16. If you are naturally inclined to be timid or

p. 74

shrinking, practice of the following will help you overcome it. As you walk down the street and see anyone coming toward you, even a stranger to you, silently affirm such words as: "I am a part of God in visibility; I am one with the Father; this person has no power over me, for I am superior to all personality." Cultivate this habit of thinking and affirming whenever you approach any person, and you will soon find that no personality, however strong and aggressive, has the power to throw you out of the most perfect poise. You will be self-possessed because God-possessed.

17. Some years ago I found myself under a sense of bondage to a strong, aggressive personality with whom, externally, I had been quite intimately associated for several months.
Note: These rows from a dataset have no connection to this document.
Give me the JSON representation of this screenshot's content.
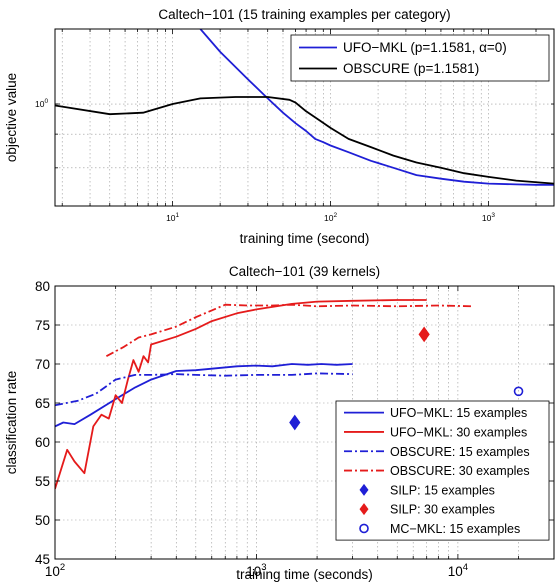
{
  "colors": {
    "ufo": "#1f1fd6",
    "obscure15": "#1f1fd6",
    "obscure": "#000000",
    "ufo30": "#e51b1b",
    "mcmkl": "#1f1fd6"
  },
  "chart_data": [
    {
      "type": "line",
      "title": "Caltech−101 (15 training examples per category)",
      "xlabel": "training time (second)",
      "ylabel": "objective value",
      "xscale": "log",
      "yscale": "log",
      "xlim": [
        1.8,
        2600
      ],
      "ylim": [
        0.7,
        1.3
      ],
      "xticks": [
        {
          "v": 10,
          "base": "10",
          "exp": "1"
        },
        {
          "v": 100,
          "base": "10",
          "exp": "2"
        },
        {
          "v": 1000,
          "base": "10",
          "exp": "3"
        }
      ],
      "yticks": [
        {
          "v": 1.0,
          "base": "10",
          "exp": "0"
        }
      ],
      "grid": true,
      "legend": "top-right",
      "series": [
        {
          "name": "UFO−MKL (p=1.1581, α=0)",
          "color": "#1f1fd6",
          "dash": "solid",
          "x": [
            15,
            20,
            30,
            40,
            50,
            60,
            70,
            80,
            90,
            100,
            130,
            180,
            250,
            350,
            500,
            700,
            1000,
            1500,
            2000,
            2600
          ],
          "y": [
            1.3,
            1.2,
            1.09,
            1.02,
            0.97,
            0.935,
            0.91,
            0.885,
            0.875,
            0.865,
            0.845,
            0.82,
            0.8,
            0.78,
            0.77,
            0.762,
            0.757,
            0.755,
            0.754,
            0.754
          ]
        },
        {
          "name": "OBSCURE (p=1.1581)",
          "color": "#000000",
          "dash": "solid",
          "x": [
            1.8,
            4,
            6.5,
            10,
            15,
            25,
            40,
            55,
            60,
            70,
            85,
            100,
            130,
            180,
            250,
            350,
            500,
            700,
            1000,
            1500,
            2600
          ],
          "y": [
            0.995,
            0.965,
            0.97,
            1.0,
            1.02,
            1.025,
            1.025,
            1.015,
            1.005,
            0.975,
            0.945,
            0.92,
            0.885,
            0.86,
            0.835,
            0.815,
            0.8,
            0.785,
            0.775,
            0.765,
            0.757
          ]
        }
      ]
    },
    {
      "type": "line",
      "title": "Caltech−101 (39 kernels)",
      "xlabel": "training time (seconds)",
      "ylabel": "classification rate",
      "xscale": "log",
      "xlim": [
        100,
        30000
      ],
      "ylim": [
        45,
        80
      ],
      "xticks": [
        {
          "v": 100,
          "base": "10",
          "exp": "2"
        },
        {
          "v": 1000,
          "base": "10",
          "exp": "3"
        },
        {
          "v": 10000,
          "base": "10",
          "exp": "4"
        }
      ],
      "yticks": [
        45,
        50,
        55,
        60,
        65,
        70,
        75,
        80
      ],
      "grid": true,
      "legend": "bottom-right",
      "series": [
        {
          "name": "UFO−MKL: 15 examples",
          "color": "#1f1fd6",
          "dash": "solid",
          "marker": "none",
          "x": [
            100,
            110,
            125,
            150,
            200,
            250,
            300,
            400,
            500,
            600,
            800,
            1000,
            1200,
            1500,
            1800,
            2100,
            2500,
            3000
          ],
          "y": [
            62.0,
            62.5,
            62.3,
            63.5,
            65.5,
            67.0,
            68.0,
            69.1,
            69.2,
            69.4,
            69.7,
            69.8,
            69.7,
            70.0,
            69.9,
            70.0,
            69.9,
            70.0
          ]
        },
        {
          "name": "UFO−MKL: 30 examples",
          "color": "#e51b1b",
          "dash": "solid",
          "marker": "none",
          "x": [
            100,
            115,
            125,
            140,
            155,
            170,
            185,
            200,
            215,
            230,
            245,
            260,
            275,
            290,
            300,
            400,
            500,
            600,
            800,
            1000,
            1500,
            2000,
            3000,
            5000,
            7000
          ],
          "y": [
            54.0,
            59.0,
            57.5,
            56.0,
            62.0,
            63.5,
            63.0,
            66.0,
            65.0,
            68.0,
            70.5,
            69.0,
            71.0,
            70.2,
            72.5,
            73.5,
            74.5,
            75.5,
            76.5,
            77.0,
            77.7,
            78.0,
            78.1,
            78.2,
            78.2
          ]
        },
        {
          "name": "OBSCURE: 15 examples",
          "color": "#1f1fd6",
          "dash": "dashdot",
          "marker": "none",
          "x": [
            100,
            130,
            160,
            200,
            250,
            300,
            400,
            500,
            700,
            1000,
            1500,
            2000,
            3000
          ],
          "y": [
            64.7,
            65.3,
            66.2,
            68.0,
            68.6,
            68.6,
            68.7,
            68.6,
            68.5,
            68.6,
            68.6,
            68.8,
            68.7
          ]
        },
        {
          "name": "OBSCURE: 30 examples",
          "color": "#e51b1b",
          "dash": "dashdot",
          "marker": "none",
          "x": [
            180,
            220,
            260,
            300,
            400,
            500,
            700,
            900,
            1200,
            1500,
            2000,
            3000,
            5000,
            8000,
            12000
          ],
          "y": [
            71.0,
            72.2,
            73.4,
            73.8,
            74.8,
            76.0,
            77.6,
            77.5,
            77.5,
            77.6,
            77.4,
            77.5,
            77.4,
            77.5,
            77.4
          ]
        },
        {
          "name": "SILP: 15 examples",
          "color": "#1f1fd6",
          "dash": "none",
          "marker": "diamond",
          "x": [
            1550
          ],
          "y": [
            62.5
          ]
        },
        {
          "name": "SILP: 30 examples",
          "color": "#e51b1b",
          "dash": "none",
          "marker": "diamond",
          "x": [
            6800
          ],
          "y": [
            73.8
          ]
        },
        {
          "name": "MC−MKL: 15 examples",
          "color": "#1f1fd6",
          "dash": "none",
          "marker": "circle",
          "x": [
            20000
          ],
          "y": [
            66.5
          ]
        }
      ]
    }
  ]
}
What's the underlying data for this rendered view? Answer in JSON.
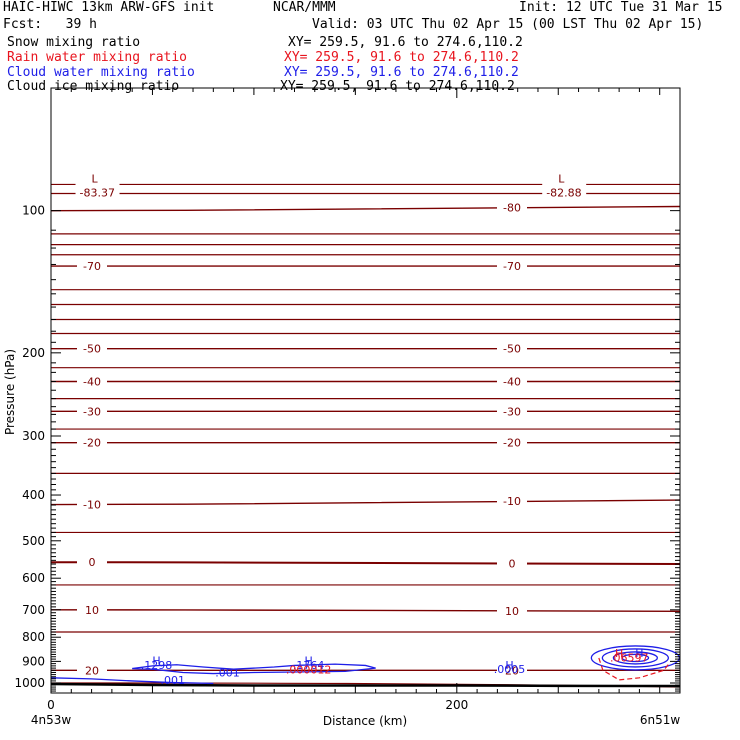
{
  "header": {
    "title": "HAIC-HIWC 13km ARW-GFS init",
    "org": "NCAR/MMM",
    "init": "Init: 12 UTC Tue 31 Mar 15",
    "fcst": "Fcst:   39 h",
    "valid": "Valid: 03 UTC Thu 02 Apr 15 (00 LST Thu 02 Apr 15)",
    "fields": [
      {
        "name": "Snow mixing ratio",
        "xy": "XY= 259.5, 91.6 to 274.6,110.2",
        "color": "#000000"
      },
      {
        "name": "Rain water mixing ratio",
        "xy": "XY= 259.5, 91.6 to 274.6,110.2",
        "color": "#e8141e"
      },
      {
        "name": "Cloud water mixing ratio",
        "xy": "XY= 259.5, 91.6 to 274.6,110.2",
        "color": "#1e1ee8"
      },
      {
        "name": "Cloud ice mixing ratio",
        "xy": "XY= 259.5, 91.6 to 274.6,110.2",
        "color": "#000000"
      }
    ]
  },
  "chart_data": {
    "type": "contour-cross-section",
    "xlabel": "Distance (km)",
    "ylabel": "Pressure (hPa)",
    "xlim": [
      0,
      310
    ],
    "ylim": [
      1050,
      55
    ],
    "y_log": true,
    "x_ticks": [
      0,
      200
    ],
    "y_ticks": [
      100,
      200,
      300,
      400,
      500,
      600,
      700,
      800,
      900,
      1000
    ],
    "x_endpoints": {
      "left": "4n53w",
      "right": "6n51w"
    },
    "temperature_isotherms": {
      "color": "#7a0000",
      "levels": [
        {
          "value": -80,
          "p_left": 100,
          "p_right": 98,
          "label_left": "",
          "label_right": "-80"
        },
        {
          "value": -70,
          "p_left": 131,
          "p_right": 131,
          "label_left": "-70",
          "label_right": "-70"
        },
        {
          "value": -50,
          "p_left": 196,
          "p_right": 196,
          "label_left": "-50",
          "label_right": "-50"
        },
        {
          "value": -40,
          "p_left": 230,
          "p_right": 230,
          "label_left": "-40",
          "label_right": "-40"
        },
        {
          "value": -30,
          "p_left": 266,
          "p_right": 266,
          "label_left": "-30",
          "label_right": "-30"
        },
        {
          "value": -20,
          "p_left": 310,
          "p_right": 310,
          "label_left": "-20",
          "label_right": "-20"
        },
        {
          "value": -10,
          "p_left": 419,
          "p_right": 410,
          "label_left": "-10",
          "label_right": "-10"
        },
        {
          "value": 0,
          "p_left": 555,
          "p_right": 560,
          "label_left": "0",
          "label_right": "0"
        },
        {
          "value": 10,
          "p_left": 700,
          "p_right": 705,
          "label_left": "10",
          "label_right": "10"
        },
        {
          "value": 20,
          "p_left": 940,
          "p_right": 940,
          "label_left": "20",
          "label_right": "20"
        }
      ],
      "extrema": [
        {
          "type": "L",
          "value": "-83.37",
          "x": 18,
          "p": 83
        },
        {
          "type": "L",
          "value": "-82.88",
          "x": 248,
          "p": 83
        }
      ]
    },
    "cloud_water": {
      "color": "#1e1ee8",
      "labels": [
        {
          "text": "H",
          "x": 52,
          "p": 913
        },
        {
          "text": ".1298",
          "x": 52,
          "p": 933
        },
        {
          "text": ".001",
          "x": 87,
          "p": 968
        },
        {
          "text": "H",
          "x": 127,
          "p": 913
        },
        {
          "text": ".1764",
          "x": 127,
          "p": 933
        },
        {
          "text": ".001",
          "x": 60,
          "p": 1004
        },
        {
          "text": "H",
          "x": 226,
          "p": 933
        },
        {
          "text": ".0005",
          "x": 226,
          "p": 953
        },
        {
          "text": "H",
          "x": 290,
          "p": 880
        }
      ]
    },
    "rain_water": {
      "color": "#e8141e",
      "labels": [
        {
          "text": ".000012",
          "x": 127,
          "p": 955
        },
        {
          "text": "H",
          "x": 280,
          "p": 880
        },
        {
          "text": ".06597",
          "x": 285,
          "p": 900
        }
      ]
    }
  }
}
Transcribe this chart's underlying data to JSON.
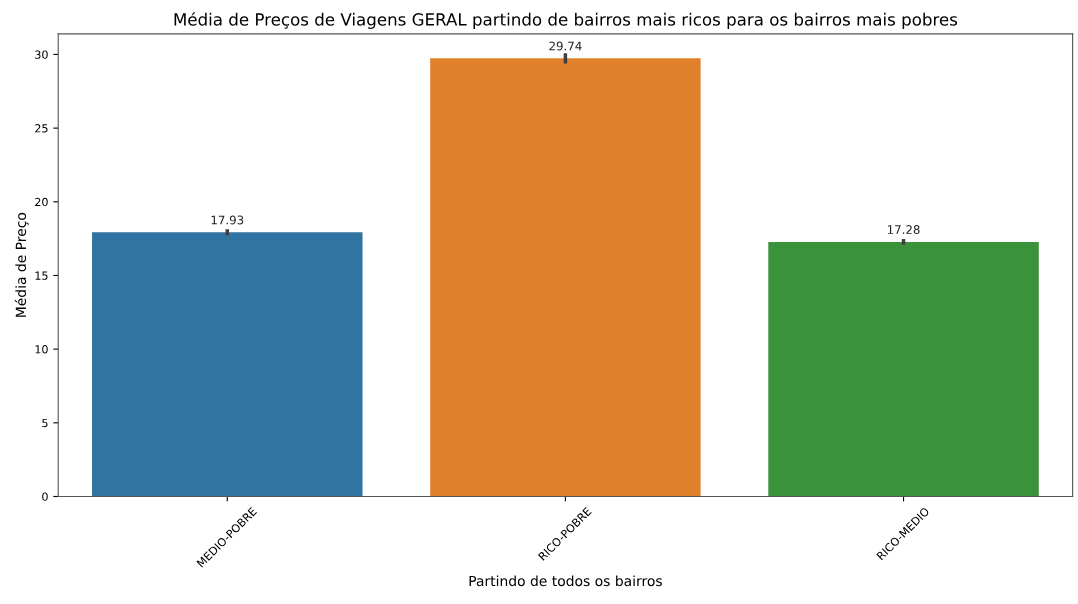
{
  "chart_data": {
    "type": "bar",
    "title": "Média de Preços de Viagens GERAL partindo de bairros mais ricos para os bairros mais pobres",
    "xlabel": "Partindo de todos os bairros",
    "ylabel": "Média de Preço",
    "categories": [
      "MEDIO-POBRE",
      "RICO-POBRE",
      "RICO-MEDIO"
    ],
    "values": [
      17.93,
      29.74,
      17.28
    ],
    "errors": [
      0.2,
      0.35,
      0.2
    ],
    "colors": [
      "#3274a1",
      "#e1812c",
      "#3a923a"
    ],
    "ylim": [
      0,
      31.4
    ],
    "yticks": [
      0,
      5,
      10,
      15,
      20,
      25,
      30
    ],
    "data_labels": true,
    "grid": false
  }
}
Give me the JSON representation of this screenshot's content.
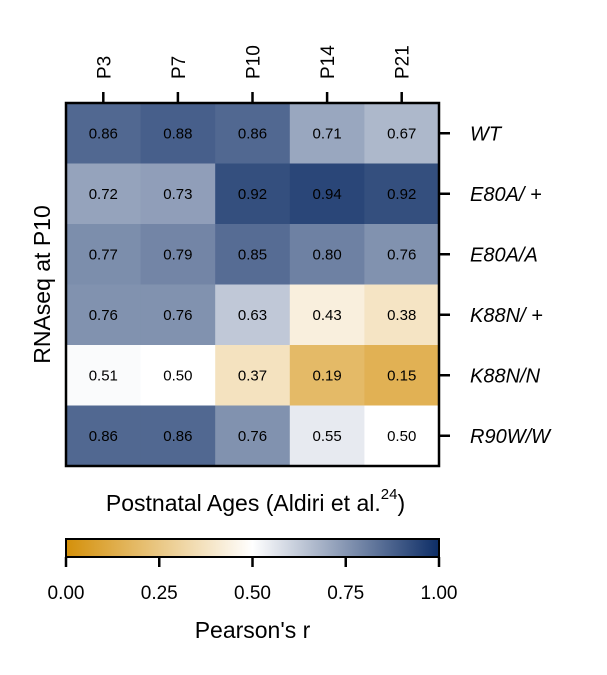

I seemed to see things through another's eyes; and while I was more than half conscious of this, yet I could not seem to throw it off. This personality was able, with very few words, to make me feel as if all that I said or did was a mistake, and that I was a most miserable failure. I was always utterly discouraged after being in this presence, and felt that I had no ability to accomplish anything.

18. After vainly trying for weeks to free myself, one day I was walking along the street, with a most intense desire and determination to be free. Many times before, I had affirmed that this personality could not affect or overcome me, but with no effect. This day I struck out farther and declared (silently of course), "There is no such personality in the universe as this one," affirming it again and again many times. After a few

p. 75

moments I began to feel wondrously lifted, and as if chains were dropping off. Then the voice within me urged me on a step farther to say, "There is no personality in the universe; there is nothing but God." After a short time spent in vigorously using these words, I seemed to break every fetter. From that day to this, without further effort, I have been as free from any influence of that personality as though it had never existed.

19. If at any time the lesser affirmation of Truth fails to free you from the influence of other minds, try this more sweeping one, "There is no personality in the universe; there is nothing but God," and you are bound to be made free.

20. The more you learn to act from the "still small voice" within you, the stronger and more pronounced will be individuality in you.

21. If you are inclined to wilt before strong personalities, always remember that God has need of you, through whom, in some special manner, to manifest Himself--some manner for which He cannot use any other organ--what need have you to quail before any person, no matter how important?

22. However humble your place in life, however unknown to the world you may be, however small your capabilities may seem at present to you, you are just as much a necessity to God in His efforts to get Himself into visibility as is the most brilliant intellect, the most thoroughly cultured person in the world. Remember this always, and act from the highest within you.